Top Underwriters of the Global Coal Plant Pipeline
Although Chinese banks only account for 12% of direct lending to coal plant developers, they are giants when it comes to underwriting the share and bond issues of these companies.
Since January 2016, 238 international banks have channeled over US$ 377 billion to coal plant developers through underwriting.[2] The world’s top underwriter of coal plant developers is the Industrial and Commercial Bank of China with US$ 24.5 billion, followed by the China International Trust and Investment Corporation (CITIC) with US$ 19 billion and the Bank of China with US$ 18.2 billion. Overall, Chinese banks account for almost 73% of underwriting for coal plant developers. This figure reflects China’s dominant role in coal plant development. In addition to more than 259,000 MW of new capacity in China’s own coal plant pipeline, Chinese companies are also developing almost 60,000 MW of new coal power capacity abroad. And China’s state-controlled banks play a central role in raising capital for this glut of new coal power, both at home and abroad.
Several US, European and Japanese banks that are prominent lenders to coal plant developers are also important underwriters. Among these are Citigroup (US$ 6 billion), HSBC (US$ 5.2 billion) and Mizuho Financial (US$ 5.2 billion). Overall, European banks account for 7.5%, Japanese banks for 5.2% and US banks for 4.7% of financial flows to coal plant developers through underwriting.
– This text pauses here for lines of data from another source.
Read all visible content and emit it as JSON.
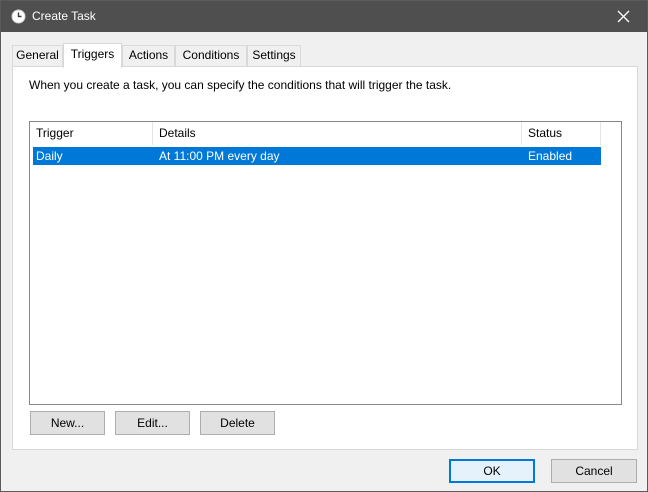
{
  "window": {
    "title": "Create Task",
    "title_icon": "clock-icon",
    "close_icon": "close-icon"
  },
  "tabs": [
    {
      "label": "General"
    },
    {
      "label": "Triggers",
      "active": true
    },
    {
      "label": "Actions"
    },
    {
      "label": "Conditions"
    },
    {
      "label": "Settings"
    }
  ],
  "triggers_panel": {
    "description": "When you create a task, you can specify the conditions that will trigger the task.",
    "columns": [
      "Trigger",
      "Details",
      "Status"
    ],
    "rows": [
      {
        "trigger": "Daily",
        "details": "At 11:00 PM every day",
        "status": "Enabled",
        "selected": true
      }
    ],
    "buttons": {
      "new": "New...",
      "edit": "Edit...",
      "delete": "Delete"
    }
  },
  "footer": {
    "ok": "OK",
    "cancel": "Cancel"
  },
  "colors": {
    "titlebar": "#4f4f4f",
    "selection": "#0078d7",
    "default_button_border": "#0078d7"
  }
}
Top Institutional Investors in the Global Coal Plant Pipeline
While banks play a central role in helping coal plant developers acquire capital through underwriting their share and bond issuances, the ultimate buyers of these securities are investors. For 2018, the NGOs’ research identified 1206 institutional investors with combined holdings of US$ 139 billion in the top 120 coal plant developers.[3]
The world’s largest investor in coal plant developers is the US-based investment giant BlackRock, which holds shares and bonds in value of US$ 11 billion in 56 coal plant developers. The world’s second-largest investor in coal plant developers is Japan’s Government Pension Investment Fund, which holds investments of US$ 7.3 billion in 41 coal plant developers. Next in line are Malaysia’s Khazanah Nasional (US$ 6.7 billion), the US investment manager Vanguard (US$ 6.2 billion) and South Korea’s National Pension Service (US$ 4.5 billion).
“Many of the global investors and banks named in our research profess to be responsible climate actors. But while governments are debating the future of our planet’s climate in Katowice, the money flows of these investors are literally burning up our planet,” says Heffa Schuecking.
US based investors hold the largest stakes in coal plant developers. In total, US investors account for 35% of the institutional investments in coal plant developers. European investors account for 16% and Japanese investors account for 14%, while Chinese and Indian investors only account for respectively 6% and 7% of institutional investments in the bonds and shares of coal plant developers.
Looking Forward
The news is not all bad, however. Some institutional investors have begun to act: In 2017 and 2018, three of the world’s largest insurance companies – AXA, Generali and Allianz – adopted policies banning top coal plant developers from their portfolios. And just a few days ago, Norway’s largest private asset manager, Storebrand, announced a complete exit from all coal investments by 2026.
“The finance industry as a whole must replicate these policies,” says Greig Aitken. “It is shameful that large banks and investors are still partners in crime to companies whose business plans are a blueprint for triggering catastrophic climate change.”